Appending the flag --compact to any query issued to the GRAPH.QUERY endpoint will cause the server to issue results in the compact format. Because we don't store connection-specific configurations, all queries should be issued with this flag.

GRAPH.QUERY demo "MATCH (a) RETURN a" --compact

Formatting differences in the compact result set

The result set has the same overall structure as described in the Result Set documentation.

Certain values are emitted as integer IDs rather than strings:

  1. Node labels
  2. Relationship types
  3. Property keys

Instructions on how to efficiently convert these IDs in the Procedure Calls section below.

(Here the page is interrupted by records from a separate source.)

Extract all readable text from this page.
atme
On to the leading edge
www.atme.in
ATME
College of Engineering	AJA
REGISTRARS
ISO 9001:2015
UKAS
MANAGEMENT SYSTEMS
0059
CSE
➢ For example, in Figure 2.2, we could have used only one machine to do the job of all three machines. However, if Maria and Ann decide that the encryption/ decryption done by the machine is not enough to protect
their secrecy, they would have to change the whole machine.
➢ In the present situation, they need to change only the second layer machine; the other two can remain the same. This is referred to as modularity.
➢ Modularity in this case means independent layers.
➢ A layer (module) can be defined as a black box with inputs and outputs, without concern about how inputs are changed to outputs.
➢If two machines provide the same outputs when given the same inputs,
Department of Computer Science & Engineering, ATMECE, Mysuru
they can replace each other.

Additionally, two enums are exposed:

ColumnType indicates what type of value is held in each column (more formally, that offset into each row of the result set). Each entry in the header row will be a 2-array, with this enum in the first position and the column name string in the second.

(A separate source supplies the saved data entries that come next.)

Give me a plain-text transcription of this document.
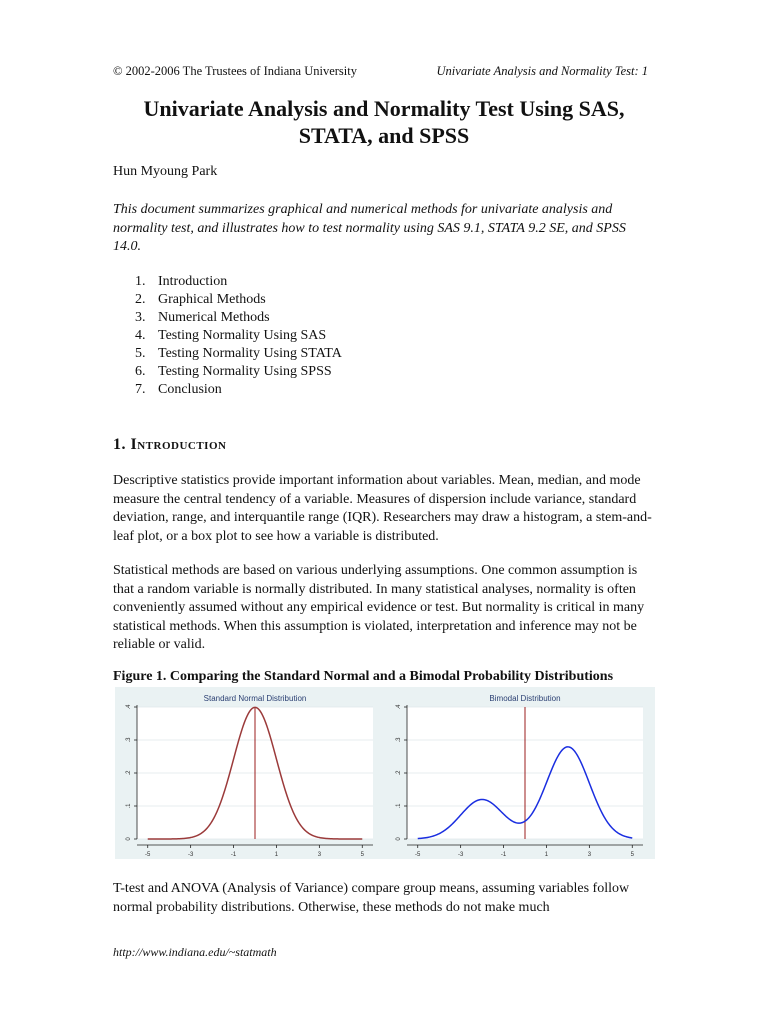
© 2002-2006 The Trustees of Indiana University	Univariate Analysis and Normality Test: 1
Univariate Analysis and Normality Test Using SAS,
STATA, and SPSS
Hun Myoung Park
This document summarizes graphical and numerical methods for univariate analysis and normality test, and illustrates how to test normality using SAS 9.1, STATA 9.2 SE, and SPSS 14.0.
1. Introduction
2. Graphical Methods
3. Numerical Methods
4. Testing Normality Using SAS
5. Testing Normality Using STATA
6. Testing Normality Using SPSS
7. Conclusion
1. Introduction

Descriptive statistics provide important information about variables. Mean, median, and mode measure the central tendency of a variable. Measures of dispersion include variance, standard deviation, range, and interquantile range (IQR). Researchers may draw a histogram, a stem-and-leaf plot, or a box plot to see how a variable is distributed.

Statistical methods are based on various underlying assumptions. One common assumption is that a random variable is normally distributed. In many statistical analyses, normality is often conveniently assumed without any empirical evidence or test. But normality is critical in many statistical methods. When this assumption is violated, interpretation and inference may not be reliable or valid.

Figure 1. Comparing the Standard Normal and a Bimodal Probability Distributions
0
.1
.2
.3
.4
-5	-3	-1	1	3	5
Standard Normal Distribution
0
.1
.2
.3
.4
-5	-3	-1	1	3	5
Bimodal Distribution

T-test and ANOVA (Analysis of Variance) compare group means, assuming variables follow normal probability distributions. Otherwise, these methods do not make much

http://www.indiana.edu/~statmath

PropertyType indicates the data type (such as integer or string) of each returned scalar value. Each scalar values is emitted as a 2-array, with this enum in the first position and the actual value in the second. A column can consist exclusively of scalar values, such as both of the columns created by RETURN a.value, 'this literal string'. Each property on a graph entity also has a scalar as its value, so this construction is nested in each value of the properties array when a column contains a node or relationship.

Decoding the result set

Given the graph created by the query:

GRAPH.QUERY demo "CREATE (:plant {name: 'Tree'})-[:GROWS {season: 'Autumn'}]->(:fruit {name: 'Apple'})"

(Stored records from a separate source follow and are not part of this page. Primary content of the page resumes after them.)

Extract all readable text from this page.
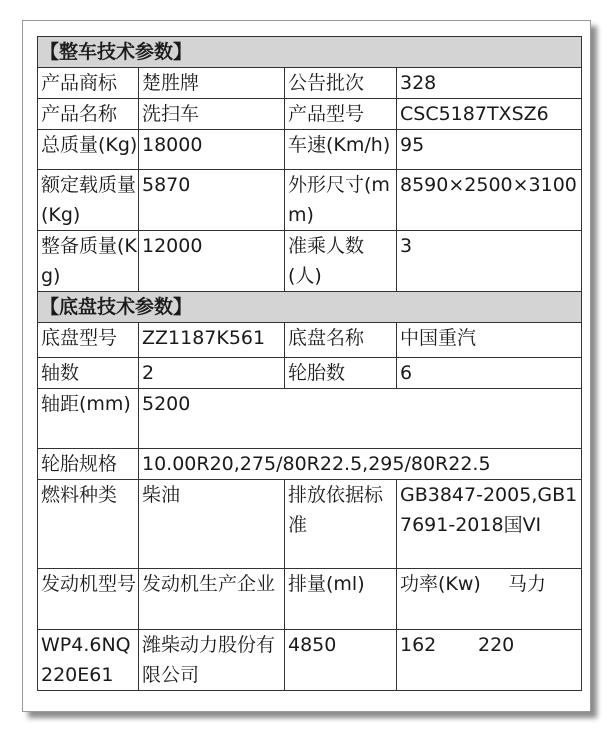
【整车技术参数】			
产品商标	楚胜牌	公告批次	328
产品名称	洗扫车	产品型号	CSC5187TXSZ6

总质量(Kg)	18000	车速(Km/h)	95
额定载质量(Kg)	5870	外形尺寸(mm)	8590×2500×3100
整备质量(Kg)	12000	准乘人数(人)	3
【底盘技术参数】			
底盘型号	ZZ1187K561	底盘名称	中国重汽
轴数	2	轮胎数	6
轴距(mm)	5200		
轮胎规格	10.00R20,275/80R22.5,295/80R22.5		
燃料种类	柴油	排放依据标准	GB3847-2005,GB17691-2018国VI
发动机型号	发动机生产企业	排量(ml)	功率(Kw) 马力
WP4.6NQ220E61	潍柴动力股份有限公司	4850	162 220
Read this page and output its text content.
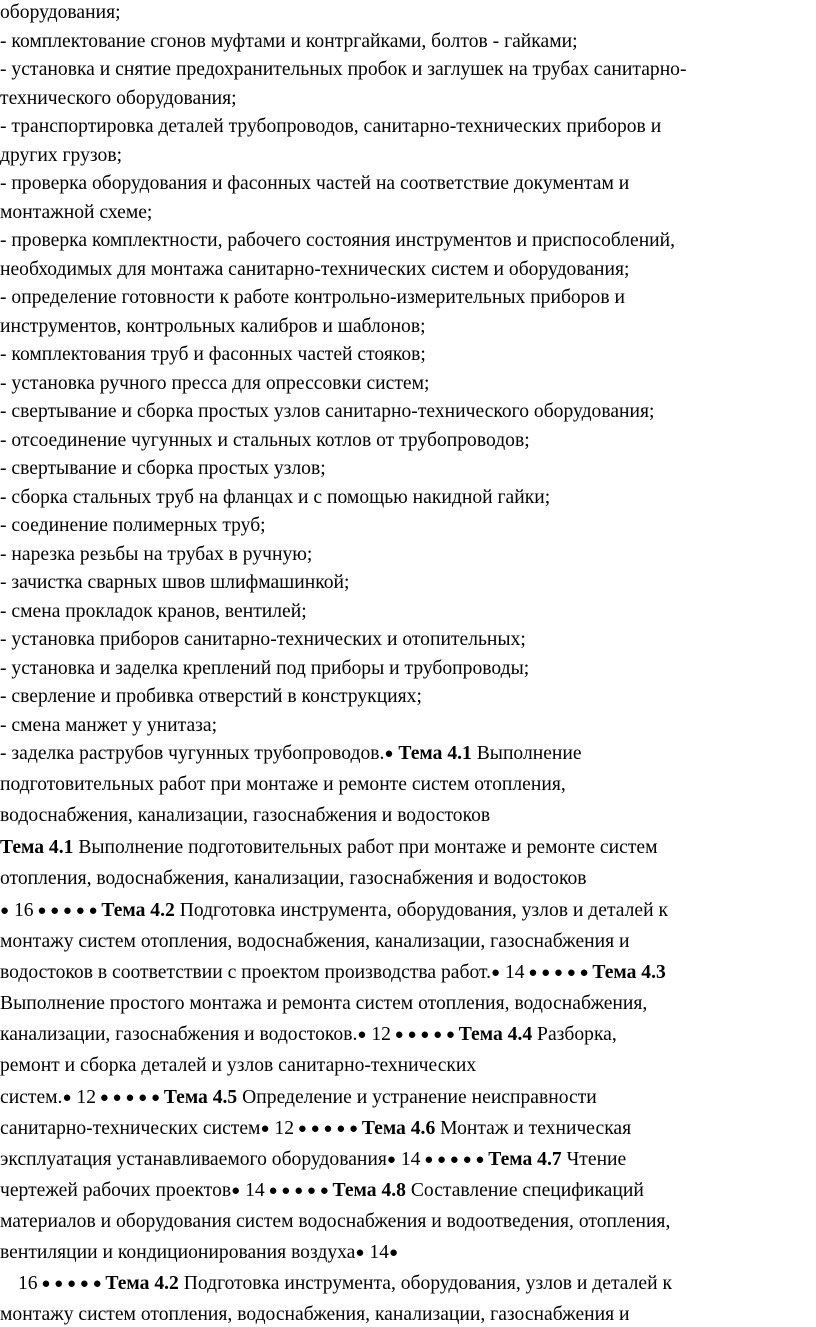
оборудования;
- комплектование сгонов муфтами и контргайками, болтов - гайками;
- установка и снятие предохранительных пробок и заглушек на трубах санитарно-
технического оборудования;
- транспортировка деталей трубопроводов, санитарно-технических приборов и
других грузов;
- проверка оборудования и фасонных частей на соответствие документам и
монтажной схеме;
- проверка комплектности, рабочего состояния инструментов и приспособлений,
необходимых для монтажа санитарно-технических систем и оборудования;
- определение готовности к работе контрольно-измерительных приборов и
инструментов, контрольных калибров и шаблонов;
- комплектования труб и фасонных частей стояков;
- установка ручного пресса для опрессовки систем;
- свертывание и сборка простых узлов санитарно-технического оборудования;
- отсоединение чугунных и стальных котлов от трубопроводов;
- свертывание и сборка простых узлов;
- сборка стальных труб на фланцах и с помощью накидной гайки;
- соединение полимерных труб;
- нарезка резьбы на трубах в ручную;
- зачистка сварных швов шлифмашинкой;
- смена прокладок кранов, вентилей;
- установка приборов санитарно-технических и отопительных;
- установка и заделка креплений под приборы и трубопроводы;
- сверление и пробивка отверстий в конструкциях;
- смена манжет у унитаза;
- заделка раструбов чугунных трубопроводов.● Тема 4.1 Выполнение
подготовительных работ при монтаже и ремонте систем отопления,
водоснабжения, канализации, газоснабжения и водостоков
Тема 4.1 Выполнение подготовительных работ при монтаже и ремонте систем
отопления, водоснабжения, канализации, газоснабжения и водостоков
● 16 ● ● ● ● ● Тема 4.2 Подготовка инструмента, оборудования, узлов и деталей к
монтажу систем отопления, водоснабжения, канализации, газоснабжения и
водостоков в соответствии с проектом производства работ.● 14 ● ● ● ● ● Тема 4.3
Выполнение простого монтажа и ремонта систем отопления, водоснабжения,
канализации, газоснабжения и водостоков.● 12 ● ● ● ● ● Тема 4.4 Разборка,
ремонт и сборка деталей и узлов санитарно-технических
систем.● 12 ● ● ● ● ● Тема 4.5 Определение и устранение неисправности
санитарно-технических систем● 12 ● ● ● ● ● Тема 4.6 Монтаж и техническая
эксплуатация устанавливаемого оборудования● 14 ● ● ● ● ● Тема 4.7 Чтение
чертежей рабочих проектов● 14 ● ● ● ● ● Тема 4.8 Составление спецификаций
материалов и оборудования систем водоснабжения и водоотведения, отопления,
вентиляции и кондиционирования воздуха● 14●
16 ● ● ● ● ● Тема 4.2 Подготовка инструмента, оборудования, узлов и деталей к
монтажу систем отопления, водоснабжения, канализации, газоснабжения и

Let's formulate a query that returns 3 columns: nodes, relationships, and scalars, in that order.

Verbose (default):

127.0.0.1:6379> GRAPH.QUERY demo "MATCH (a)-[e]->(b) RETURN a, e, b.name"
1) 1) "a"
   2) "e"
   3) "b.name"
2) 1) 1) 1) 1) "id"
            2) (integer) 0
         2) 1) "labels"
            2) 1) "plant"
         3) 1) "properties"
            2) 1) 1) "name"
                  2) "Tree"
      2) 1) 1) "id"
            2) (integer) 0
         2) 1) "type"
            2) "GROWS"
         3) 1) "src_node"
            2) (integer) 0
         4) 1) "dest_node"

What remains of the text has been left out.